Bloated BCT staffs have made the BCT less combat effective, not more.
Every one of those organizations existed elsewhere in the previous MTOE structure. Then they were just attached or cross-attached building very little inter-dependency or understanding of roles and capabilities. Real effective for those once every two years NTC rotations (note sarcasm). The Special Troops battalion is the only new outfit in the BCT and they were just a consolidation of other assets available elsewhere.
I don't know where the myth of the giant BCT staff came from. You need only travel to Fort Hood TX (best example) or some other FORSCOM post to see the pyramids built for the DIV CMDs, and the much smaller HQs occupied by BCTs.
Most of this was a shell game where the same pieces were moved under different coconut shells. And yet the DIV still remains? Why? Testament to old fiefdoms and resistance to change. The manpower bill gets paid when they get rid of the superfulous GOs and their bloated staffs throughout the organizational hierarchy.
The only fault in the BCT model right now is the same fault throughout the service. Understrength units (usually because DIV has to take their cut first) filled with undergrade officers (ditto).
Back to the topic. I stand by my assessment that having a DIV above this BCT would have done nothing but make things worse at Wanat.
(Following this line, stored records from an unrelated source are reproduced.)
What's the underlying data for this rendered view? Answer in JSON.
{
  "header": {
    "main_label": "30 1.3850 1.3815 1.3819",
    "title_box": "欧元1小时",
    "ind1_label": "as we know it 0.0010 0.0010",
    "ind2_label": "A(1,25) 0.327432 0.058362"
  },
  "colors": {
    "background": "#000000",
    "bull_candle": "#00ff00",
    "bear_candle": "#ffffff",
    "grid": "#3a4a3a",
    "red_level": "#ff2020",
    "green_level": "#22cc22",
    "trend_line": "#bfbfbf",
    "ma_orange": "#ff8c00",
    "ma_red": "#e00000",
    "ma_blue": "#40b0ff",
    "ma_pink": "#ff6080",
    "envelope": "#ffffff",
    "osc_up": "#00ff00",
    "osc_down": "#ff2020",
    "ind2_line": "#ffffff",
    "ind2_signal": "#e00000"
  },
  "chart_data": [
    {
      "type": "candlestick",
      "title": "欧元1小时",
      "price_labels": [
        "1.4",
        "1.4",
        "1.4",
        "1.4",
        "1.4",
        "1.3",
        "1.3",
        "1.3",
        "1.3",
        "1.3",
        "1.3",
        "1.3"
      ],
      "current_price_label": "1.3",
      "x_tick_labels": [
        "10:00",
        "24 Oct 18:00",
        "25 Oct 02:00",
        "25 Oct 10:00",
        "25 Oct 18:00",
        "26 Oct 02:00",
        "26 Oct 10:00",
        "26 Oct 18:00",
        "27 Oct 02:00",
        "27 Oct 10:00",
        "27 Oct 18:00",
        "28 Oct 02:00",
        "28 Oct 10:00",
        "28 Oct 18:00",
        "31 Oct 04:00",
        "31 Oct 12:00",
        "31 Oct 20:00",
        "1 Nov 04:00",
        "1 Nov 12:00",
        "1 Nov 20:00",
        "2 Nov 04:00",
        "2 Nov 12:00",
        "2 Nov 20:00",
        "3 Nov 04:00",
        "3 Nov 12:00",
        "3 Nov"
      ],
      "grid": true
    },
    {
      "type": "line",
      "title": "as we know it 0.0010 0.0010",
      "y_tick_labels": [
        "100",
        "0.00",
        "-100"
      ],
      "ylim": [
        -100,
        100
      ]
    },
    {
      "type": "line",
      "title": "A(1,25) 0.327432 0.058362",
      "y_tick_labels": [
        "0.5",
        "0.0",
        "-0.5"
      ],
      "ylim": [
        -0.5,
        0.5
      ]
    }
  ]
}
A Little Research - A Lot of Background
It wasn't surprising to me when many posted uninformed and oft times indignant comments prior to the CENTCOM Investigation being posted but the number that now post lengthy opinions preceded by or followed by, "I haven't read the Investigation" is amazing if not disheartening. Since the battle of Wanat, the reams of information available have not been read. The information gathered by the CENTCOM investigating team wasn't understood by the team, wasn't read by CENTCOM, and wasn't read in its entirety by DoD or FORSCOM. Reprimands were issued, the officers involved knew the facts, read what was collected, provided additional verifiable information that wasn't asked for, and most importantly assisted with understanding the Wanat environment. This effort was not a fight against the families but a fight for the families (to provide them not only information but also understanding), the unit's reputation, and the fallen heroes' legacy as warriors that fought and won a tremendously tough fight as paratroopers have done for 70 years. For reasons unknown, select families with the assistance of duped (or perhaps complicit) media maligned the commanders who fought beside their sons for nearly 15 months. The officers' responses were informed and benefited immensely by NCO and paratrooper input.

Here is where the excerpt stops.